Some Qualifications: Precapitalist Commercialism and Its Growth

Yet no sooner have we stated these traditional perspectives than we have to qualify them. Kajsa Ekholm and Jonathan Friedman (1982), for example, have suggested that market activities have played a much greater role in earlier societies than has generally been recognized. They oppose the traditional division of “the world’s history into distinctive market/nonmarket or capitalist/pre-capitalist systems,” and maintain the “point of view that there exists a form of ‘capitalism’ in the ancient world” (1982:87-88). In other words, Ekholm and Friedman object to the very conceptualization of peripheral market societies, or at least claim that this conceptual category does not apply as broadly as ordinarily thought.

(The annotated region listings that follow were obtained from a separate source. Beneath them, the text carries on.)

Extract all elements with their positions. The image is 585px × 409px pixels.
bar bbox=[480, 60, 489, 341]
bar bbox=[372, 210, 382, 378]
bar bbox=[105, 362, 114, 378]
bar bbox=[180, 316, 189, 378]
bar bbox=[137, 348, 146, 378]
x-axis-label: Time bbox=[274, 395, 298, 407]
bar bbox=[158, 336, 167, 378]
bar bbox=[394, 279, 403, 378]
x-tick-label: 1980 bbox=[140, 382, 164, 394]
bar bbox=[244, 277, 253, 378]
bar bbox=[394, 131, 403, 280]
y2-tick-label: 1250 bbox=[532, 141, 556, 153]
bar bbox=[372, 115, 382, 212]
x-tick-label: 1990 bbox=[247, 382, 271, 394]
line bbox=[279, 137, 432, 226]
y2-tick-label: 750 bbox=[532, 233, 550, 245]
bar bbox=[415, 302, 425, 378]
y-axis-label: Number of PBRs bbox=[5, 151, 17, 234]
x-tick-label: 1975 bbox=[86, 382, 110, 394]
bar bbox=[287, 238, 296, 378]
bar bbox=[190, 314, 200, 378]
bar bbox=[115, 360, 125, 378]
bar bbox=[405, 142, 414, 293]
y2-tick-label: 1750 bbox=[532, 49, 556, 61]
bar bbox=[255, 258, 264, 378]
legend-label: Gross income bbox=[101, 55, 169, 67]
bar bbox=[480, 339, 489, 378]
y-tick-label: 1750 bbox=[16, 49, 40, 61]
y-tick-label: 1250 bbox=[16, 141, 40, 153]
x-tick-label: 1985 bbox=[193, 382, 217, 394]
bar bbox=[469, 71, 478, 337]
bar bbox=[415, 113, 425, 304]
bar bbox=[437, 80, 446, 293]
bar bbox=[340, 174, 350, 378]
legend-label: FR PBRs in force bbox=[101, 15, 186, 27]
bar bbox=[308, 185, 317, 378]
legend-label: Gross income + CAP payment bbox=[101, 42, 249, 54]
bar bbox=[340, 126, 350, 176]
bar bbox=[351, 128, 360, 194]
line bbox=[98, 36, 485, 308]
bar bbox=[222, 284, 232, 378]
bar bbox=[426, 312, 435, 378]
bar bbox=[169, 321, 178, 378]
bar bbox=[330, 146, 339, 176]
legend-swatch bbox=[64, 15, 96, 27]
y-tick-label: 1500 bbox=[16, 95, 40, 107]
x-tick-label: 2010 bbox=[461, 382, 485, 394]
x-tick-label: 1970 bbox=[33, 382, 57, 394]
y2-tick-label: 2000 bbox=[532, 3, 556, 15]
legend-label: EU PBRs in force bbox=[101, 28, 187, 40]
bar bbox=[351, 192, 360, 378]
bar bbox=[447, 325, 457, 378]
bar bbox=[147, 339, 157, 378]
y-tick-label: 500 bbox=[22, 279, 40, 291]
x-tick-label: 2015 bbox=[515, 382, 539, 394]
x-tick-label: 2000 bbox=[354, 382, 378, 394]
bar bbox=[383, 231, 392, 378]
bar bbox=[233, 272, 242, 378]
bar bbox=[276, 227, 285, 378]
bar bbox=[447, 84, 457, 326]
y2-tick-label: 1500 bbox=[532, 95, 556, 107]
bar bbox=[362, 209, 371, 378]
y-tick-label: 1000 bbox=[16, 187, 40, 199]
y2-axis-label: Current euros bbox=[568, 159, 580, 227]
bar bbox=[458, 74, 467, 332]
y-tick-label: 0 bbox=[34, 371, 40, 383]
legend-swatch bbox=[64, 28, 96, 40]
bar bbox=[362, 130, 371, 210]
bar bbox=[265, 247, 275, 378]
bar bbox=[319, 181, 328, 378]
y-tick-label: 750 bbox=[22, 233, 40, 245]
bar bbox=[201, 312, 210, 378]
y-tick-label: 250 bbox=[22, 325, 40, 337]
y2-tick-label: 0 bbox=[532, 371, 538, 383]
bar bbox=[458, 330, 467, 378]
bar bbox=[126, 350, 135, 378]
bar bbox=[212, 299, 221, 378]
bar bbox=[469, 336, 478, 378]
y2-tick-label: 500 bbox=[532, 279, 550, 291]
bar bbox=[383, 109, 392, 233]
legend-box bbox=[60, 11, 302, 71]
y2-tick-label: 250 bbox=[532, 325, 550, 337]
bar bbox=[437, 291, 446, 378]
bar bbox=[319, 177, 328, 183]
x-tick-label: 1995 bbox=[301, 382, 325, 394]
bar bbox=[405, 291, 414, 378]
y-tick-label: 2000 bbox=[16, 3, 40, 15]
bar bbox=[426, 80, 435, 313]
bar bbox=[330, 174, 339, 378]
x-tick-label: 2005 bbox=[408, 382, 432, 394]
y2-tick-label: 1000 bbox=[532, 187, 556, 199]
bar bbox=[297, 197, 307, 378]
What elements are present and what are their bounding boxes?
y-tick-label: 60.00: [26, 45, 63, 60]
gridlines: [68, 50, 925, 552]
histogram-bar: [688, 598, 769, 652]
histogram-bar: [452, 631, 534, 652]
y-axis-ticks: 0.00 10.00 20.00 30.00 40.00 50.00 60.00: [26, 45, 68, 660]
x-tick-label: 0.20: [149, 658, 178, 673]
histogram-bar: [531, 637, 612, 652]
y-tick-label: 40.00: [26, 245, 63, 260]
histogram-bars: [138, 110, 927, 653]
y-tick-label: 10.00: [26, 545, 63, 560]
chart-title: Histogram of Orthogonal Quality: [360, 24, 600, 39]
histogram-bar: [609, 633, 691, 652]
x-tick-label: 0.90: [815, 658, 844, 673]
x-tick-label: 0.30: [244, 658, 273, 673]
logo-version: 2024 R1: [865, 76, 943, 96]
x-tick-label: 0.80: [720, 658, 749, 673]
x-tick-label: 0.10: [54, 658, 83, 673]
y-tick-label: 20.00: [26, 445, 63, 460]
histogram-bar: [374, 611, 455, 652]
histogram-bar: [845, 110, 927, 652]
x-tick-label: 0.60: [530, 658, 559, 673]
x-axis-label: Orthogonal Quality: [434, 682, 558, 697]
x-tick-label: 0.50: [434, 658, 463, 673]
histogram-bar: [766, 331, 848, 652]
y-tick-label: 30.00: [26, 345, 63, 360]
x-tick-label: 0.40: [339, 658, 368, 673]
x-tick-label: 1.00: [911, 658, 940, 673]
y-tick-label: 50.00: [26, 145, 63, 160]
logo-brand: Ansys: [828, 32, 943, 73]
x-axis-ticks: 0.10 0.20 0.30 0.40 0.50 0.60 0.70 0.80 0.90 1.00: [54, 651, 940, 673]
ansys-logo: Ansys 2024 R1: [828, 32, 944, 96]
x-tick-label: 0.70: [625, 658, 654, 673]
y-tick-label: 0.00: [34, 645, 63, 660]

Ekholm and Friedman do not claim that there are no differences between ancient societies and modern capitalism; they argue simply that the differences are less great than we have been taught to believe. Other scholars go even further. Barry Gills and Andre Gunder Frank (1992), for example, suggest that there has been extensive commercial activity in many agrarian societies over the last 5,000 years, and that the shift to modern capitalism in the sixteenth century was less radical than is usually thought. They believe that the extent of markets and commercialism over the last few millennia has been greatly underestimated. Gills and Frank rely on studies of precapitalist markets by such social scientists as Morris Silver (1985), Philip Kohl (1978, 1989), and Joan Oates (1978). These scholars show that in ancient agrarian societies there frequently existed large-scale markets, including price-setting markets regulated by supply and demand; private warehouses stocked with goods; merchant middlemen; extensive investment in capital goods; large-scale trade networks; strong profit motives; and the accumulation of capital. Indeed, some societies – the Phoenicians of the late second and early first millennia B.C.E., for example, or the Italian city-states of the thirteenth and fourteenth centuries C.E. – were highly specialized for trade and overwhelmingly dependent on it.

Gills and Frank make an extremely important point, and it has become increasingly clear in recent years that the traditional view of the limited significance of markets in the precapitalist world must be strongly qualified. Market behavior and institutions were rarely if ever dominant in precapitalist societies, but in many of them, especially the more advanced agrarian ones, market activities played an important role. Indeed, since about 5000 B.P. there has been an important process of expanding world commercialization (Sanderson, 1994b). The existence of such a process is indicated by growth in the size and density of trade networks, as well as by increases in the number of large cities and the size of these cities. In the first few centuries after 5000 B.P. most trade networks were relatively small and a limited quantity of goods passed through them. Trade networks were either local or, at best, regional in scope. By about 2200 B.P. – in the early beginnings of the ancient Roman world – there had emerged a large-scale trade network stretching all the way from China through the Middle East to Mediterranean Europe (Curtin, 1984). This was a trade network obviously spread over a large portion of the world, and a much greater quantity of goods passed through this network than anything seen in the local or regional trade networks of earlier times. By about C.E. 1000 trade networks had become even more extensive and with a still greater volume of trade (McNeill, 1982; Wilkinson, 1992). The growth of cities tells the same story. In 4250 B.P. there were only 8 cities in the world with populations greater than 30,000, but by 2430 B.P. there were 51 cities of this size, together totalling 2,877,000 in population. After a decline in cities following the fall of Rome, the process of urbanization accelerated once again. By C.E. 1000 there were 70 cities having populations between 40,000 and 450,000 (totalling 5,629,000), and by C.E. 1500 there were over 75 cities with populations between 45,000 and 672,000 (totalling 7,454,000) (Wilkinson 1992, 1993).